Die Ergotherapeutinnen Frau Rösch (links) und Frau Bergmann führen gemeinsam eine Übung am Ringbaum zur Verbesserung von Beweglichkeit, Koordination und Kraft aus.

In Deutschland haben laut Statistik 2,5 Prozent aller Erwachsenen bereits einen Schlaganfall erlitten – knapp jeder 40. Deutsche. Erst kürzlich erlitt eine bekannte Influencerin einen Stroke – mit gerade einmal 26 Jahren. Die Meldung verbreitete sich in den sozialen Medien wie ein Lauffeuer und schuf sicherlich ein erneutes Bewusstsein für die lebensgefährliche neurologische Notfallsituation. Behandeln lassen sich Schlaganfälle – bei rechtzeitiger Erkennung – mittlerweile gut. So auch im Christophsbad Göppingen, wo das Ärzteteam auf der sogenannten Stroke Unit mittels einer Thrombolyse bereits so manchem Patienten das Leben gerettet hat. Zudem sind das Pflegepersonal, die Physiotherapeuten sowie die Logopäden bestens für die entsprechende Nachsorge geschult. Eine Disziplin wird dabei jedoch in der allgemeinen Betrachtung immer etwas stiefmütterlich behandelt: die Ergotherapie. Was diese leisten kann und inwiefern sie für eine Genesung der Patienten unabdingbar ist, soll nun im Fokus stehen.

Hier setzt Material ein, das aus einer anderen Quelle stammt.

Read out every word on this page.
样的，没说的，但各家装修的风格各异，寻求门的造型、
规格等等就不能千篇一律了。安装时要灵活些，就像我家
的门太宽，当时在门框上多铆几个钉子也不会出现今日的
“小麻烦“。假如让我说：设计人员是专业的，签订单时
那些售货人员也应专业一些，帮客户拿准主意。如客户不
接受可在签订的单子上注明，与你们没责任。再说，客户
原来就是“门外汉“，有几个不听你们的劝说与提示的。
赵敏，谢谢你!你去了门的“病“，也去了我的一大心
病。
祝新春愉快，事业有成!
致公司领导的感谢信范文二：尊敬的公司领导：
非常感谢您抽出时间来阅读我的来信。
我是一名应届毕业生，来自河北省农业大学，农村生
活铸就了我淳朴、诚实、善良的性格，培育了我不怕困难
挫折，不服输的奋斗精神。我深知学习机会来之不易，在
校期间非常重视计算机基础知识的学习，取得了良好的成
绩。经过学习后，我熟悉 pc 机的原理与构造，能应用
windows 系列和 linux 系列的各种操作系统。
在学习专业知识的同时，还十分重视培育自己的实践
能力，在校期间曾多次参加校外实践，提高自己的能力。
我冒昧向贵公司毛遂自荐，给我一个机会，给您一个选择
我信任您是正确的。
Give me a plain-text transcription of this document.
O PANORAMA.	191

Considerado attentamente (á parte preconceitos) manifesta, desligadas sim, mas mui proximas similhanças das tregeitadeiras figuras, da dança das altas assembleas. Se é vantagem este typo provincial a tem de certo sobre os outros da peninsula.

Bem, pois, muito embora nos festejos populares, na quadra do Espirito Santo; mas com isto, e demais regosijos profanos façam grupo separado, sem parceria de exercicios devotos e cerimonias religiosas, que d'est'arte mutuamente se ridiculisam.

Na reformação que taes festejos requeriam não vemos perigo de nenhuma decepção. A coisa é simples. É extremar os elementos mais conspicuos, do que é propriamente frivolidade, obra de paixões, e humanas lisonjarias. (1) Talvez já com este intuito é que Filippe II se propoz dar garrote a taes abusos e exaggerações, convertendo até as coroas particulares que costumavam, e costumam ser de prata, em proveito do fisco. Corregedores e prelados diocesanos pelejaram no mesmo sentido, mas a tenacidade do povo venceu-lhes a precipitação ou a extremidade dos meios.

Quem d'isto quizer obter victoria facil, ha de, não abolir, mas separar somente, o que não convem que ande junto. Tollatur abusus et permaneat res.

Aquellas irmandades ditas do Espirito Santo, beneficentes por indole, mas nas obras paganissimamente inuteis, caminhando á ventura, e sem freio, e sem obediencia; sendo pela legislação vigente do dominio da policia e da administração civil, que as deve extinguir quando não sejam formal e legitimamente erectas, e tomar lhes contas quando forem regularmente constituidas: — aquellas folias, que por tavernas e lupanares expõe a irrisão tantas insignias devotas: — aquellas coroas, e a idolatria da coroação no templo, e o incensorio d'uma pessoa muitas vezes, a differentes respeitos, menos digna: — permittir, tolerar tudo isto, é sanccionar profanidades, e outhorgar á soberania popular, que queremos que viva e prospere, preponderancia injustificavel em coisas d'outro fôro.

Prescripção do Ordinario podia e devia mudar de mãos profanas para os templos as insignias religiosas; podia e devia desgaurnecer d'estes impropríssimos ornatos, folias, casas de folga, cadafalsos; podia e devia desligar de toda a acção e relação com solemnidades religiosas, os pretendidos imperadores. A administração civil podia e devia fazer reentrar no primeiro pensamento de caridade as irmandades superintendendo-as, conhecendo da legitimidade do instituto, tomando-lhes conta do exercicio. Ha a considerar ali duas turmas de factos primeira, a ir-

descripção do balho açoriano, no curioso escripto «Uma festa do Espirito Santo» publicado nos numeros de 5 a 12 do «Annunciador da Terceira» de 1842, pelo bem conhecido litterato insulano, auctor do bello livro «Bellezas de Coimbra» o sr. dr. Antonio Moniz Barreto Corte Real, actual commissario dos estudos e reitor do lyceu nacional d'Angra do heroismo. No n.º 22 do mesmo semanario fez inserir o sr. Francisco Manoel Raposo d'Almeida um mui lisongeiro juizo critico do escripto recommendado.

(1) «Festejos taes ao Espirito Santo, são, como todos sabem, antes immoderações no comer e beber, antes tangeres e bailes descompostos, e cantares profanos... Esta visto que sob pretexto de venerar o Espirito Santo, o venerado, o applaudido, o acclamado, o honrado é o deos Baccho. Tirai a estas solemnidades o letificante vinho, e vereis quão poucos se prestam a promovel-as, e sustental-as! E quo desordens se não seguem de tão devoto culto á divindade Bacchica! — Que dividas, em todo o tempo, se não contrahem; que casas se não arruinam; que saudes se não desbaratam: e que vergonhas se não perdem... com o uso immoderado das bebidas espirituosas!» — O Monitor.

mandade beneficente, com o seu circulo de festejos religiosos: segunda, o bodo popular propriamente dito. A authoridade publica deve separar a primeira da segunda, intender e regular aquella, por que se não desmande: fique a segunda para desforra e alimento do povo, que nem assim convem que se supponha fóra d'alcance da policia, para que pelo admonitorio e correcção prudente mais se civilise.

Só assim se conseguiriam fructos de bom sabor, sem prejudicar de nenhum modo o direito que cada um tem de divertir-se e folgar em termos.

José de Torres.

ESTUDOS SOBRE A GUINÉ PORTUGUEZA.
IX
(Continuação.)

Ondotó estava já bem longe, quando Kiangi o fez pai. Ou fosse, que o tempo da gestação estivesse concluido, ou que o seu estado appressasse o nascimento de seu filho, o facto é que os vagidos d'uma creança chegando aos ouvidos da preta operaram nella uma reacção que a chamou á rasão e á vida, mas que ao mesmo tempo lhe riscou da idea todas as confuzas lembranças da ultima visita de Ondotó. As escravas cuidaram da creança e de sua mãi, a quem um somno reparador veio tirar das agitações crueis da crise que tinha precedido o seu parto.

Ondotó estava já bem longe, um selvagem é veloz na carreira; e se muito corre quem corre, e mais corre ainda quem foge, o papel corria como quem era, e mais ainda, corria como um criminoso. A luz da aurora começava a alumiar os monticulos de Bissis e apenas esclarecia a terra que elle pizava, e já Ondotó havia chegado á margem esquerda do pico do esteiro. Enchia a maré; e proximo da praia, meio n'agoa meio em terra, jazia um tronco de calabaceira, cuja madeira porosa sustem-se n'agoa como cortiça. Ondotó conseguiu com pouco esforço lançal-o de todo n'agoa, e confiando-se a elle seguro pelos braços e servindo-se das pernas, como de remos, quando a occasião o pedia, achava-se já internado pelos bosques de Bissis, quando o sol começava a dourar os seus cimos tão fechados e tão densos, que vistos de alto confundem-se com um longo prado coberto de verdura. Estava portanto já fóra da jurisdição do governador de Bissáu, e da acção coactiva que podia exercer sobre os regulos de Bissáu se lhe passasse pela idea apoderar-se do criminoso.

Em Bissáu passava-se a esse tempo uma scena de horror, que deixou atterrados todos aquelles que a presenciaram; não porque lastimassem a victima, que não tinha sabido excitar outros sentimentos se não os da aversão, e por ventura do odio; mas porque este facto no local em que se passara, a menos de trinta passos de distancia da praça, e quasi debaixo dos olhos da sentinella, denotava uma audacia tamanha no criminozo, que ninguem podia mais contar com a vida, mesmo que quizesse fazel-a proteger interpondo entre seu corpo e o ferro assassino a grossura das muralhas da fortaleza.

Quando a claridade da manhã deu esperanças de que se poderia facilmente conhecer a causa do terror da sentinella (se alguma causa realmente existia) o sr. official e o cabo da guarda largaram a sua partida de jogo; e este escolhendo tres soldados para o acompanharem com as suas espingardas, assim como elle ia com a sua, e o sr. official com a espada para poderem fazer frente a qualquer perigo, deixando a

Die Ergotherapie zählt zu den medizinischen Heilberufen und verfolgt einen ganzheitlichen Ansatz. Soll heißen: die Betreuung vom Säuglingsalter bis hin zur Palliativbegleitung. Ziel der ergotherapeutischen Maßnahmen ist in jedem Fall die (Wieder-)Herstellung körperlicher, geistiger und psychischer Funktionen, die den Patienten aufgrund von Krankheit, Verletzung oder Behinderung abhandengekommen sind – oder im Falle von Entwicklungsstörungen noch nicht korrekt ausgebildet wurden. Die Therapieinhalte sind dabei breit gefächert: Von Selbsthilfetraining mit Wasch-, Anzieh- und Esstraining über Förderung der motorischen Beweglichkeit durch gezielte Tätigkeiten, eine Stimulation der Sinnesorgane, um die Selbstwahrnehmung zu verbessern bis hin zur Aktivierung kognitiver und neuropsychologischer Fähigkeiten wie Konzentration, Orientierung und Gedächtnistraining ist alles mit dabei.

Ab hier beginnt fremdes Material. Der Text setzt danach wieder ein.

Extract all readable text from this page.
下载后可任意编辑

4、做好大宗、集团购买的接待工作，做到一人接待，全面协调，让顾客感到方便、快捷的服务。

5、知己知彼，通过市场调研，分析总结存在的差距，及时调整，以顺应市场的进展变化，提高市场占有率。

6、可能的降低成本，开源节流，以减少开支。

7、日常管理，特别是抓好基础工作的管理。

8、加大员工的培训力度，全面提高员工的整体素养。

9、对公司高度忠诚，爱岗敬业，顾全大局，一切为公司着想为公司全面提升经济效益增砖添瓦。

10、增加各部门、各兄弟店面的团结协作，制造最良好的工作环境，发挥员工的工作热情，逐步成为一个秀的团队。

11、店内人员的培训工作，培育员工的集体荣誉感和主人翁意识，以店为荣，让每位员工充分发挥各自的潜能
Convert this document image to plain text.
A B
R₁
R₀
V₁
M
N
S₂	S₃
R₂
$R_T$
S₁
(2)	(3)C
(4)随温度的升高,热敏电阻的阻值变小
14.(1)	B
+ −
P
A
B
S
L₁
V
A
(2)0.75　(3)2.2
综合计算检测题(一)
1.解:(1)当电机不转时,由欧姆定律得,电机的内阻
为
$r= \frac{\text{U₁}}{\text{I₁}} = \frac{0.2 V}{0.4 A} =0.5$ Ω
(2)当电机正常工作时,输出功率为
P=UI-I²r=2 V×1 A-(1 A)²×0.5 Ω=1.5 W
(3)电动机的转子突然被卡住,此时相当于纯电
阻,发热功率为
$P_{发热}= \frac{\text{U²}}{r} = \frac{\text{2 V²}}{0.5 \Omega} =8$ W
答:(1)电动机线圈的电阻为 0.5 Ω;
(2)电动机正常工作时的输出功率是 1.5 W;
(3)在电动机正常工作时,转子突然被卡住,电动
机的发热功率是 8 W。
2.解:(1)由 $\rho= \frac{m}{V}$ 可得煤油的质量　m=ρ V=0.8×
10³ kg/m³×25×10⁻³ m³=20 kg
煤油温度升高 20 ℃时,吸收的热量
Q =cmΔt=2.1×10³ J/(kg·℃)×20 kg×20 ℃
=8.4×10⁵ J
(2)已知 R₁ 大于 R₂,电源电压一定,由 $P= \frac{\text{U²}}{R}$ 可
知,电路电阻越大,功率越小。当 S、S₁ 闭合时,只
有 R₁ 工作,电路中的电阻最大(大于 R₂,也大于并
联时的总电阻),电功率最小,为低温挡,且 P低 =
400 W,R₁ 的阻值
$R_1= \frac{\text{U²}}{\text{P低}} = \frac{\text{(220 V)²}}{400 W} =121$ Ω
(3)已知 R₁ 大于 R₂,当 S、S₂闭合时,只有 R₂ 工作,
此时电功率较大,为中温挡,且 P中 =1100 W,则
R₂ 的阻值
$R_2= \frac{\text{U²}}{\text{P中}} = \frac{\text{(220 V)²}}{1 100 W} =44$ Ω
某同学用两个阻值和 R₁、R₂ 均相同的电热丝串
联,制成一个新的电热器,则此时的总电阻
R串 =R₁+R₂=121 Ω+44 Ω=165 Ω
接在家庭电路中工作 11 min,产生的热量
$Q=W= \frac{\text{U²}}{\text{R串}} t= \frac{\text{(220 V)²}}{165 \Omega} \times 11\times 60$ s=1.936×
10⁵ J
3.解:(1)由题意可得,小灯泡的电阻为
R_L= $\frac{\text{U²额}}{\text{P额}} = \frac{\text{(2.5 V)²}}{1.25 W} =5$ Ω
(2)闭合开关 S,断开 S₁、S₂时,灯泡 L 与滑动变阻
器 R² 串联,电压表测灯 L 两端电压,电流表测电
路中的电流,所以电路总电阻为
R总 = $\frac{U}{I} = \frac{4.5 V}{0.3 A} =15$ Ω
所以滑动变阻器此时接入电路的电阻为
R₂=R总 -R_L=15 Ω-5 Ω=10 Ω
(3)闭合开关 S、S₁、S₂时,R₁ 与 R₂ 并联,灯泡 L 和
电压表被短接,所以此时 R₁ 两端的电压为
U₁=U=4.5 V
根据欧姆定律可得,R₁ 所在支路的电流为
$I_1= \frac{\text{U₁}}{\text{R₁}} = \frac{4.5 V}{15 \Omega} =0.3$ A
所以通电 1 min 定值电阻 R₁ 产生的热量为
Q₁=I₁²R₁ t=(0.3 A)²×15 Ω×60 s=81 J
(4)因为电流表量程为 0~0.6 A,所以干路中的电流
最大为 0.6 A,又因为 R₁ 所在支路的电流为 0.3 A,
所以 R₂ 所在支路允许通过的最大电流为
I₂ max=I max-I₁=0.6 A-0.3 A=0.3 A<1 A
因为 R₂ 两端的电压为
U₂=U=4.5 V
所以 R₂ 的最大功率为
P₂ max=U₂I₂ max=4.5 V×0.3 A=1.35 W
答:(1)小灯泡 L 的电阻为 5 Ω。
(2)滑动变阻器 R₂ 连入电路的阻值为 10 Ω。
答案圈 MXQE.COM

All dies leisten auch die Ergotherapie-Teams im Klinikum Christophsbad. Besonders herausfordernd ist die Aufgabe im Bereich der Frührehabilitation, wie Sandra Pfister, leitende Ergotherapeutin betont: „Hier steht die Versorgung schwerstbetroffener Menschen im Vordergrund. Also Patienten, die beispielsweise aufgrund eines Schlaganfalls, einer Blutung oder eines Schädelhirntraumas mit schwerwiegenden neurologischen Einschränkungen zu kämpfen haben.“ In vielen Fällen sei diesen Personen die selbstständige Bewältigung des Alltags aufgrund motorischer oder kognitiver Einschränkungen nicht mehr möglich. „Eine intensive Betreuung durch ein multiprofessionelles Team, zu dem auch wir Ergotherapeuten gehören, hilft den Betroffenen dann bei der Genesung während der stationären Frührehabilitation, deren Dauer durchschnittlich mindestens zwei Monate beträgt“, erklärt Pfister. Ziel der ergotherapeutischen Arbeit ist es, die Pflegebedürftigkeit zu mindern, eine möglichst große Selbstständigkeit zu erreichen und damit die Lebensqualität zu verbessern. Hierbei werden ebenso Hilfsmittelberatungen für die häusliche und/oder stationäre Weiterversorgung und Angehörigenanleitungen von der Ergotherapie übernommen.

Der Bereich der neurologischen Frührehabilitation bietet für Ergotherapeuten die Möglichkeit, eine intensive und individuelle Behandlung der Patienten in einem eng verzahnten interdisziplinären Team durchzuführen. Das Therapiespektrum auf der neurologischen Frührehabilitation ist spannend, umfangreich und breit gefächert. „Um die Qualität der ergotherapeutischen Behandlung aufrechtzuerhalten, suchen wir weitere engagierte und motivierte Ergotherapeuten, die Lust haben, in einem gut funktionierenden und harmonischen Team zu arbeiten. Bei uns stehen der Patient und das gemeinschaftliche Arbeiten im Team stets im Mittelpunkt,“, so Pfister.